3.- En el Bautismo fuimos configurados con Cristo, participando en su muerte al ser sepultados en las aguas bautismales. A partir de ese momento, estamos llamados a resucitar también con Cristo. Resurrección que nos llega, después del Bautismo, y durante la vida en la tierra, cada vez que recibimos el Sacramento de la Penitencia después de haber pecado gravemente. Por esta resurrección, pasamos de ser enemigos de Dios, a ser criaturas nuevas para quienes el Señor tiene reservado un lugar junto a sí en el cielo, como lo tenía programado para todos nosotros desde la creación y antes del pecado de Adán y Eva.

He aquí cómo el Viernes Santo, día de luto por la conmemoración de la Muerte de Cristo, y día de penitencia por la consideración de lo que significa para nosotros el pecado, es también día de esperanza porque el Señor ha salido fiador nuestro. Ahora podemos decir con voz segura y con plena adhesión al Señor, que nos ha llevado a la victoria: “¿Dónde está, oh muerte, tu victoria; donde está, oh muerte, tu aguijón”(1 Cor. 15, 55).

El Viernes Santo nos abre a la esperanza más realista, porque esa esperanza no está fundada en nuestros buenos propósitos, ni en pronósticos fruto de estrategias humas, sino en la obra de Dios llevada a cabo por Jesucristo. “Si Cristo ha resucitado, busquemos las cosas de arriba donde está Cristo sentado a la derecha del Padre” (---).

Para que esta esperanza, que en principio nos abre el corazón al optimismo, llegue a ser plenamente operativa en nosotros, es necesario que nos unamos voluntariamente a la trayectoria de Cristo.
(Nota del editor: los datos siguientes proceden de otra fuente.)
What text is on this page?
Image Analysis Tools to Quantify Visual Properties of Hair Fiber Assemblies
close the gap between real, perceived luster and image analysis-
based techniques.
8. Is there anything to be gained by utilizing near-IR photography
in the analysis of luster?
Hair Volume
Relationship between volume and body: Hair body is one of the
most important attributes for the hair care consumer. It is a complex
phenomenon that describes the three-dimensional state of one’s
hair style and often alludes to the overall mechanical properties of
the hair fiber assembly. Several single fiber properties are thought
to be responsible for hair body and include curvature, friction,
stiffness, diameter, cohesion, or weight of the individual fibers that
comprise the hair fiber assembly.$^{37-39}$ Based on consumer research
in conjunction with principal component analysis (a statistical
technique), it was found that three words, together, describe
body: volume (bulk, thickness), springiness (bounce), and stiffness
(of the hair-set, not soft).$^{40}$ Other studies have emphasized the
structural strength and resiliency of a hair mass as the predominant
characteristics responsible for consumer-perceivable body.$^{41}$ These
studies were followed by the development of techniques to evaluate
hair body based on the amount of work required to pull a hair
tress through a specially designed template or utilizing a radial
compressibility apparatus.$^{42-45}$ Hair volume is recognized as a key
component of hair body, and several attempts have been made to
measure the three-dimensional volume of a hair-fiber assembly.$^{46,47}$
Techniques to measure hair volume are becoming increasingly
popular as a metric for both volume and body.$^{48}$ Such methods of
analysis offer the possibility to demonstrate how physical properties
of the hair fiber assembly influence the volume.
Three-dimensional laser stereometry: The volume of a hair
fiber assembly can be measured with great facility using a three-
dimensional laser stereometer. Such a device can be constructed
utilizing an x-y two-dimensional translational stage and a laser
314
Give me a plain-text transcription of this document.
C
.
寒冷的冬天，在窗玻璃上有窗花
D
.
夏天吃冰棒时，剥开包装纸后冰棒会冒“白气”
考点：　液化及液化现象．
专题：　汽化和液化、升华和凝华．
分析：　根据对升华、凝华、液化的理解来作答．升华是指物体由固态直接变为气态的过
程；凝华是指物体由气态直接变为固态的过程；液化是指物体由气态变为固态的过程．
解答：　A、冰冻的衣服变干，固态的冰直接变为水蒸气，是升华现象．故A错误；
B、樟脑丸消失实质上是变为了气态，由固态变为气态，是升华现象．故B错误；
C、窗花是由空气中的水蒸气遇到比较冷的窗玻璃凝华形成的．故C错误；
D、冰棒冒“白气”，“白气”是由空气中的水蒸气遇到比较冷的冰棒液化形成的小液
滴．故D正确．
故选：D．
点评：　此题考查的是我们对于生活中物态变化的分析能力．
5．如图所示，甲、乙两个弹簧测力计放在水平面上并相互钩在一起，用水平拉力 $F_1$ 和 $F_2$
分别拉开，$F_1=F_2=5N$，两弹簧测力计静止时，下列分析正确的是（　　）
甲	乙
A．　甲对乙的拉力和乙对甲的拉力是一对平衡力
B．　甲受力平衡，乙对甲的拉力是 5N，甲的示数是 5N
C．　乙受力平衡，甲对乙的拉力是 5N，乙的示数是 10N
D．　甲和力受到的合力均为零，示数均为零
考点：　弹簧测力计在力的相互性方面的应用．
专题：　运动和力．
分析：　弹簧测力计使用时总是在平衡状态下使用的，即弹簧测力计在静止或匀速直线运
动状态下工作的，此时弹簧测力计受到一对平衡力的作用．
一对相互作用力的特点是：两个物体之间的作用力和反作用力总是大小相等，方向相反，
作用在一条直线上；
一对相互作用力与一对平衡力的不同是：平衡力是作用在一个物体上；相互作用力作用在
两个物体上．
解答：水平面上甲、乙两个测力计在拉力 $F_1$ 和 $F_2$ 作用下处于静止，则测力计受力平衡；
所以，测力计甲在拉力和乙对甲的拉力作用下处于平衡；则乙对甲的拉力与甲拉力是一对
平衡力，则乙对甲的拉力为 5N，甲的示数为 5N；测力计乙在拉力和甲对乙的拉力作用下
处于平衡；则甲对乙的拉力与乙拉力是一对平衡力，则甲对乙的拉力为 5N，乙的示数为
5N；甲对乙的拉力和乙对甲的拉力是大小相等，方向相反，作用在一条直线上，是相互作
Trayectoria que tiene su punto central en la obediencia a Dios, y que lleva consigo, porque es oposición al pecado, el sufrimiento y la muerte. No olvidemos que el pecado es fruto de la satisfacción de nuestras tendencias al margen de Dios. En el pecado se busca la propia satisfacción, Vencer el pecado lleva consigo, pues, dolor y sacrificio. Pero la íntima vinculación entre la resurrección que nos espera y el sufrimiento que nos aguarda por nuestra condición de criaturas, además de dar sentido al dolor, a la muerte y a la obediencia a Dios, es la raíz de nuestra esperanza y el mensaje más claro del amor infinito e incondicional de Dios a la humanidad.

4.- No está de más una a aplicación de estas reflexiones a la vida de la Iglesia en las circunstancias que atraviesa por su dimensión humana. Sin magnificar la situación persecutoria que sufre la Iglesia hoy, como en todos los tiempos, aunque de forma distinta según lugares y momentos, podemos decir que, en esta misma situación están presentes los motivos de esperanza. Es Cristo mismo quien ha dicho: “Tú eres Pedro, y sobre esta piedra edificaré mi Iglesia, y el poder del abismo no la hará perecer” (Mt. 16, 18).

Es muy fácil que, abrumados por las dificultades brote la tentación de un cierto pesimismo que puede prolongarse hasta desconfiar de la fuerza purificadora y esperanzadora de estos trances.
La muerte de Cristo y la mortificación de la Iglesia a causa de los trances difíciles son una puerta abierta a la renovación eclesial. La Iglesia, participando de la muerte de Cristo, mata sus propias imperfecciones debidas a la debilidad humana, y se abre a mayor fecundidad apostólica y pastoral.

Ya vemos cómo el mensaje del Viernes Santo arroja una fuerte luz sobre el presente nuestro y de la Iglesia, y nos despierta a la esperanza que permite mirar al futuro con ilusión.